2) Don’t be fooled by the fact that breastfeeding demands more calories. It’s easy to be lulled into that thinking that you have some leeway because your body needs about 500 extra calories a day for breastfeeding. You’re naturally hungrier because of this—and those calories don’t go far: an extra helping of pasta, an apple with peanut butter, and some crackers…and you’re already at 500 calories. Eat to hunger, but erase the mindset that you can indulge all your cravings because you’re breastfeeding. That simply isn’t true!
3) Limit the empty carbs and eat more protein. It’s one thing to say this and another thing altogether when the apple turnover is staring you down. But it works. On the days when I have enough protein (you need about 65 to 100 grams of protein per day), I’m less likely to eat sugar—or at the very least, less likely to eat more sugar. Starting the day with protein (eggs, yogurt with granola, a protein shake, peanut butter on a half bagel, oatmeal with almonds) gives your body the jumpstart it needs. That plus a little protein at lunch and you’ll be less likely to reach for that sugar in the afternoon. And this means fewer calories in…and more weight lost over time. Good lean sources of protein include chicken, fish, eggs, low-fat dairy, and beans—as well as protein powders (good for smoothies) and protein bars (which make satisfying snacks on the go).
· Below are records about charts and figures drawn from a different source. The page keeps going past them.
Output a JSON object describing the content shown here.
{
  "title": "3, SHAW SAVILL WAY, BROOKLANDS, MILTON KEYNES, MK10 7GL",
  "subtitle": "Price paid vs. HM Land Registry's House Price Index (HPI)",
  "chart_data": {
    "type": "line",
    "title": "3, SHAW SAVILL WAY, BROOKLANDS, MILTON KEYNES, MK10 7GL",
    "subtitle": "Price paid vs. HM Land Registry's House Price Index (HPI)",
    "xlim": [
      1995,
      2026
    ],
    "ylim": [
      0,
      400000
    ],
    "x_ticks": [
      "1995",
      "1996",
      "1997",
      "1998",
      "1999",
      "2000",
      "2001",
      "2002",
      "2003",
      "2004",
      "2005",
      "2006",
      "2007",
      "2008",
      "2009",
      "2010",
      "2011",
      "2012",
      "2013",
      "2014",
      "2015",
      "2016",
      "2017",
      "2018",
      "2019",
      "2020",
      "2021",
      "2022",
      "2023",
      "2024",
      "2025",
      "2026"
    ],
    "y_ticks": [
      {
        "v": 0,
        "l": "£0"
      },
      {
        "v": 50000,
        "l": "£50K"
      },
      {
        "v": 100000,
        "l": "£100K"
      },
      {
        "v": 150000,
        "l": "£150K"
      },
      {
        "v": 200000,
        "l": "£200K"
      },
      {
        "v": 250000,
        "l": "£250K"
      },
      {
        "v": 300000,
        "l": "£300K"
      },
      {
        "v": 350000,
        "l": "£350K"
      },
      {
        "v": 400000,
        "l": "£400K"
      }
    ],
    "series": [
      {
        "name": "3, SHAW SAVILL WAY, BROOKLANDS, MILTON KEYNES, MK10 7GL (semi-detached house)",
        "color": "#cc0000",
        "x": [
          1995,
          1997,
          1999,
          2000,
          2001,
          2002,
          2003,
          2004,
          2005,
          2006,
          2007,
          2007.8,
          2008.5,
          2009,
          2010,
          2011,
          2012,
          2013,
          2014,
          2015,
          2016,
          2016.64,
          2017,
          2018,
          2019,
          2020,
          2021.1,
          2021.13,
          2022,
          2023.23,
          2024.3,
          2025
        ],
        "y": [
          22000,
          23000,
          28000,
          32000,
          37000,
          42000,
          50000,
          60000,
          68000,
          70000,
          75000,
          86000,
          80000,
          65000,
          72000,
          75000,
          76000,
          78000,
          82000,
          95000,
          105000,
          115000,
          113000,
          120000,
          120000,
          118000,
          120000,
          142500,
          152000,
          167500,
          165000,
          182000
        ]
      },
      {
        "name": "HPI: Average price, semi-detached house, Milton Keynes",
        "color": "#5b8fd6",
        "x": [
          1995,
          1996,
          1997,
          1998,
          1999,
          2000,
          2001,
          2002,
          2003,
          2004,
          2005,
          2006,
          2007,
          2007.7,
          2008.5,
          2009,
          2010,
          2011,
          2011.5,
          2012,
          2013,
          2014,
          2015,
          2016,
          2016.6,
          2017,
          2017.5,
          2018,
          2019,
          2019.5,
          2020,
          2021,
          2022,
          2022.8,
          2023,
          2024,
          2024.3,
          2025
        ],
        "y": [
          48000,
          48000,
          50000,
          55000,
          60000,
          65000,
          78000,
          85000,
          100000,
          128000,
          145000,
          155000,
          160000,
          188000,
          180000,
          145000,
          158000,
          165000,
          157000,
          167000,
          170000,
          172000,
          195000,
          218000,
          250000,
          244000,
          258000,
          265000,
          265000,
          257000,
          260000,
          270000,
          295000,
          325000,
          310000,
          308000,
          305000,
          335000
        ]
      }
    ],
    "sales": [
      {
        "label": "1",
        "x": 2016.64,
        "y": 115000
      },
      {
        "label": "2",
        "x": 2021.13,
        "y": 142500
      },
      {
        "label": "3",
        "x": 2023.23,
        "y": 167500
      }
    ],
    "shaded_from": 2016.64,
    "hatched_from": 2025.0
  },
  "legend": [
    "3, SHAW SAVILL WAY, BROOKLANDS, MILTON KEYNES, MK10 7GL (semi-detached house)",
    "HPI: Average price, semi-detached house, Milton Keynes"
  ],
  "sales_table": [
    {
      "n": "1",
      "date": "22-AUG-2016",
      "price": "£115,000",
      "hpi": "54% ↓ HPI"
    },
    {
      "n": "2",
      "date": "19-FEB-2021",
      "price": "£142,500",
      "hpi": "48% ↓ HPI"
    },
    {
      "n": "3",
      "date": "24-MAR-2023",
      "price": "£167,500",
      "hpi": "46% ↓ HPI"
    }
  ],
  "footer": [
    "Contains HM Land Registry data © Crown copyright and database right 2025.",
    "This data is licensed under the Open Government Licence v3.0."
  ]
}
4) Drink plenty of fluids If you’re dehydrated, your body can mistake thirst for hunger—making you reach for a snack when you don’t really need one. Plus, dehydration can make you even more fatigued…and no mom needs this! So make sure you’re getting at least 8, 8-ounce glasses a day. If you’re breastfeeding, you need even more (the rule of thumb is drink to thirst…and, believe me, you get thirsty!). The good news is, though, you don’t need to drink plain old water. Add natural flavor to it with cucumbers, oranges, or lemons—or try other options: I love potassium-rich coconut water, iced herbal tea (I brew a big pot of Mother’s Milk tea, cool it, put it in a pitcher, and drink it all day.) Even fruit juice diluted in water makes a great option; just don’t drink too much each day as the calories can add up.
5) Get moving at least 4 days a week. There’s no way around it: exercise is the key to dropping the pounds. Keep in mind that this does not mean you have to exercise in a gym. Putting your baby in the stroller and doing a couple of laps around the block is exercising. Doing an exercise video at home is exercising. As long as you’re moving, you’re exercising. I love to walk my older son to and from school every day (even in the drizzling rain) just to force some exercise into my day. And the days that I can add in a little extra walking, I do. I also sneak in some lap swimming when I take my daughter to swim lessons. Sure, I might drop my baby weight (I gained about 60 pounds! with my last pregnancy) a lot sooner if I were at the gym exercising every single day—but from a time standpoint, that’s simply not do-able for most moms (me included)!
And last but not least: DO NOT BE HARD ON YOURSELF! If you have to post this on your fridge as a reminder, do it. You need to give yourself a break; you just grew another human being inside your body for almost 10 months! And now you have an adorable baby to show for it. In a nutshell: moms are amazing, if I have to say so myself. And if that means we have to carry a few extra pounds for a few extra months…well, I would have no other way.